While the market response to Google’s quarterly earnings seems to have been lukewarm, the stock price dipping in after-hours trading and at least six analysts lowering their price targets after the company came in slightly under Wall Street expectations, Warwick Business School Associate Professor John Baptista says that the modest performance is a ‘blip’.
Bapista, who has researched the company for many years, said that although Google’s ad revenues have suffered as traffic shifts from the desktop to mobile devices (something Google wasn’t slow to address), the real growth in the future will be in the cloud, with Google ideally placed to benefit …
They have a solid business model that has been adversely affected by mobile adoption in terms of advertising revenue but what they offer is better than anything that Apple and Microsoft have available at the moment. So I think this is a blip in the long term performance of the company, and I don’t see how it reflects any major flaws in their strategy and product line.
The cloud and online services is where Apple and Microsoft are both heading, a place that Google knows better than anyone else. They know how to do that better than anybody else, more and more people will be moving to the cloud.
The main area of growth for Google will be Google Apps for Business, a cloud-based service. It is attacking Microsoft by offering small and medium businesses a very tempting package and at a cheaper rate. It has been around for a long time, but Google have improved it lately and it has 90 per cent of the features companies use.
It increasingly makes more sense for companies to use Google and I think this will be a growing market for them. Evidence of this is Microsoft launching Office 365, a cloud-based service for enterprises, so they recognise the threat of Google.
It’s a solid argument, and one Google bulls may eye with interest – though of course things can change rapidly in the tech sector. Microsoft initially did seem in danger of losing its domination of the business software market, but responded surprisingly quickly with Office 365. Apple, too, has started rolling out beta access to its iWork for iCloud service. Google’s head-start in the cloud arena is no guarantee of future dominance, and doesn’t always succeed even when it tries really hard to: witness Google+.
Google’s key strength may be its diversity. There are very few tech pies in which the company doesn’t have a finger, leaving the company free to ride the successful waves while letting go of the bets that don’t work out. And those successes tend to be big ones. Chrome, from a quirky alternative browser in 2008 to the world’s most popular browser today, with 750M users. Approaching a billion Android activations. Gmail the most popular mail platform in the world, with 425M users. A billion users on YouTube.
Crucially, the company has achieved something very few mega-corporations manage: remaining innovative despite becoming one of the largest companies in the world.
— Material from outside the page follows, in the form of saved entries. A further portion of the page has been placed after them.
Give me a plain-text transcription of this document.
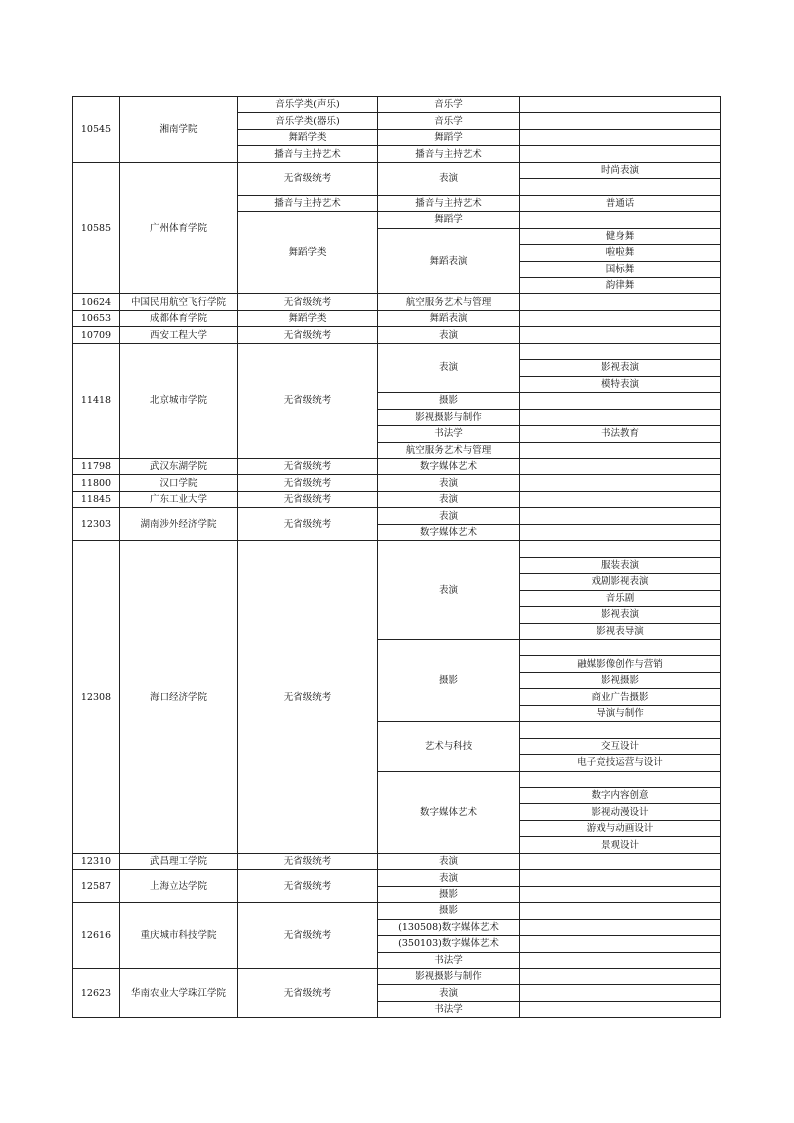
10545	湘南学院	音乐学类(声乐)	音乐学	
		音乐学类(器乐)	音乐学	
		舞蹈学类	舞蹈学	
		播音与主持艺术	播音与主持艺术	
10585	广州体育学院	无省级统考	表演	时尚表演

		播音与主持艺术	播音与主持艺术	普通话
		舞蹈学类	舞蹈学	
			舞蹈表演	健身舞
				啦啦舞
				国标舞
				韵律舞
10624	中国民用航空飞行学院	无省级统考	航空服务艺术与管理	
10653	成都体育学院	舞蹈学类	舞蹈表演	
10709	西安工程大学	无省级统考	表演	
11418	北京城市学院	无省级统考	表演	
				影视表演
				模特表演
			摄影	
			影视摄影与制作	
			书法学	书法教育
			航空服务艺术与管理	
11798	武汉东湖学院	无省级统考	数字媒体艺术	
11800	汉口学院	无省级统考	表演	
11845	广东工业大学	无省级统考	表演	
12303	湖南涉外经济学院	无省级统考	表演	
			数字媒体艺术	
12308	海口经济学院	无省级统考	表演	
				服装表演
				戏剧影视表演
				音乐剧
				影视表演
				影视表导演
			摄影	
				融媒影像创作与营销
				影视摄影
				商业广告摄影
				导演与制作
			艺术与科技	
				交互设计
				电子竞技运营与设计
			数字媒体艺术	
				数字内容创意
				影视动漫设计
				游戏与动画设计
				景观设计
12310	武昌理工学院	无省级统考	表演	
12587	上海立达学院	无省级统考	表演	
			摄影	
12616	重庆城市科技学院	无省级统考	摄影	
			(130508)数字媒体艺术	
			(350103)数字媒体艺术	
			书法学	
12623	华南农业大学珠江学院	无省级统考	影视摄影与制作	
			表演	
			书法学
From driverless cars to balloon-based Internet, there can be few companies of any significant size as willing to experiment with crazy ideas to see where they might end up. I frankly can’t imagine any other corporation – not even Apple – allowing any of its employees to spend one day a week working on a personal project of their own choosing. Both GMail and Google Maps were born in that 20 percent time. That, more than anything, is the reason I’d have confidence in the company’s continued growth.